WSJ: What is one thing the business traveler can do upfront to keep everything in order when it comes to expenses?

Ms. Hamadey: To get a head start, everything that you have already bought on your credit card -- usually hotel, air and car receipts -- just print them out. This is probably common sense but if you are a first-time traveler or if you don't travel for business very often, it's an amateur mistake to not put everything in one place. Sometimes if I'm running off for a quick weekend, I designate a compartment of my wallet, and throw my receipts in.

At the very least you should do that, but ideally it's great if you have an envelope in your purse or briefcase and start with your air, hotel and car receipts. . . . Jot notes on the back of a receipt, [like] who was at the dinner, the purpose. If you're really organized, you could separate them [with] paper clips. If you're really super organized, you can spend time on the plane home taping down receipts.

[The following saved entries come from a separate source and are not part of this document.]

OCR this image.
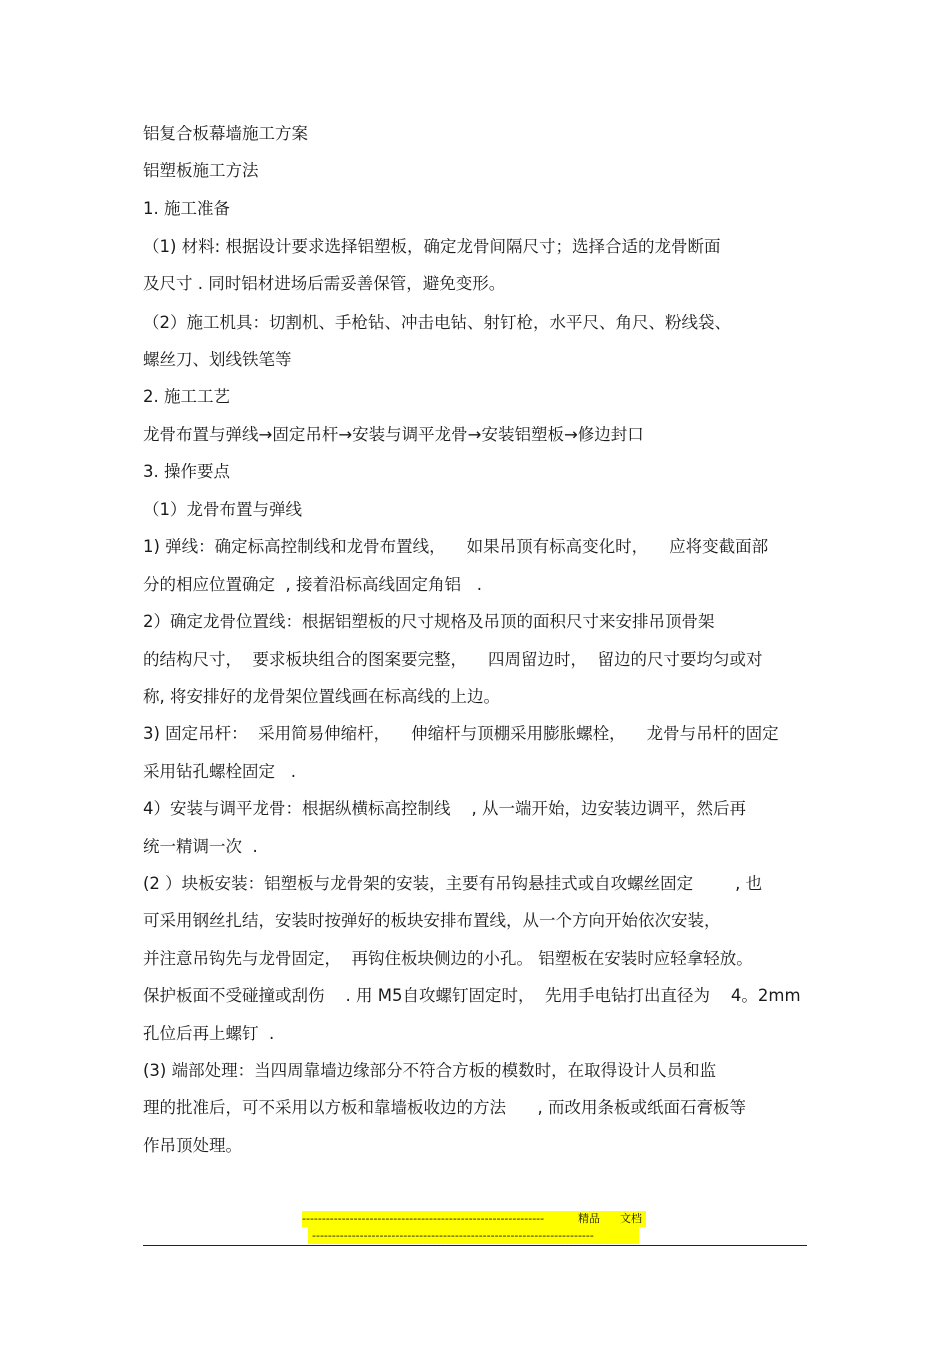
铝复合板幕墙施工方案
铝塑板施工方法
1. 施工准备
（1) 材料: 根据设计要求选择铝塑板，确定龙骨间隔尺寸；选择合适的龙骨断面
及尺寸 . 同时铝材进场后需妥善保管，避免变形。
（2）施工机具：切割机、手枪钻、冲击电钻、射钉枪，水平尺、角尺、粉线袋、
螺丝刀、划线铁笔等
2. 施工工艺
龙骨布置与弹线→固定吊杆→安装与调平龙骨→安装铝塑板→修边封口
3. 操作要点
（1）龙骨布置与弹线
1) 弹线：确定标高控制线和龙骨布置线，    如果吊顶有标高变化时，    应将变截面部
分的相应位置确定  , 接着沿标高线固定角铝   .
2）确定龙骨位置线：根据铝塑板的尺寸规格及吊顶的面积尺寸来安排吊顶骨架
的结构尺寸，  要求板块组合的图案要完整，    四周留边时，  留边的尺寸要均匀或对
称, 将安排好的龙骨架位置线画在标高线的上边。
3) 固定吊杆：  采用简易伸缩杆，    伸缩杆与顶棚采用膨胀螺栓，    龙骨与吊杆的固定
采用钻孔螺栓固定   .
4）安装与调平龙骨：根据纵横标高控制线    , 从一端开始，边安装边调平，然后再
统一精调一次  .
(2 ）块板安装：铝塑板与龙骨架的安装，主要有吊钩悬挂式或自攻螺丝固定        , 也
可采用钢丝扎结，安装时按弹好的板块安排布置线，从一个方向开始依次安装，
并注意吊钩先与龙骨固定，  再钩住板块侧边的小孔。 铝塑板在安装时应轻拿轻放。
保护板面不受碰撞或刮伤    . 用 M5自攻螺钉固定时，  先用手电钻打出直径为    4。2mm
孔位后再上螺钉  .
(3) 端部处理：当四周靠墙边缘部分不符合方板的模数时，在取得设计人员和监
理的批准后，可不采用以方板和靠墙板收边的方法      , 而改用条板或纸面石膏板等
作吊顶处理。

-------------------------------------------------------------

	精品

文档

-----------------------------------------------------------------------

WSJ: What is often overlooked in organizing expenses?

Ms. Hamadey: A common error is procrastinating. Not only organizing, but then submitting. . . . [Also] overlooked is the little things, like coffee, water and a newspaper. It's so often that you just grab a coffee, and you forget the receipt. If it's a coffee stand, you don't even know if they have receipts and you'll just think, 'Ah, it's $2 and no big deal,' but that stuff really adds up.

WSJ: Any final tips?

Ms. Hamadey: It's important to take the high road and not take advantage. So if you're invited to a conference and it's frowned upon to bring a spouse and you bring yours anyway, expense for half your dinner. It's never a comfortable conversation to be called in and [hear] you shouldn't have done this. Take the high road. It's a good thing and will leave you open to take trips later.

Alcohol is something to be careful of. Wine with dinner is fine but if a bunch of people are boozing really late, it's something to be careful of. Maybe if everyone splits the bill it's fine, but it's just again not a comfortable conversation to have with your boss.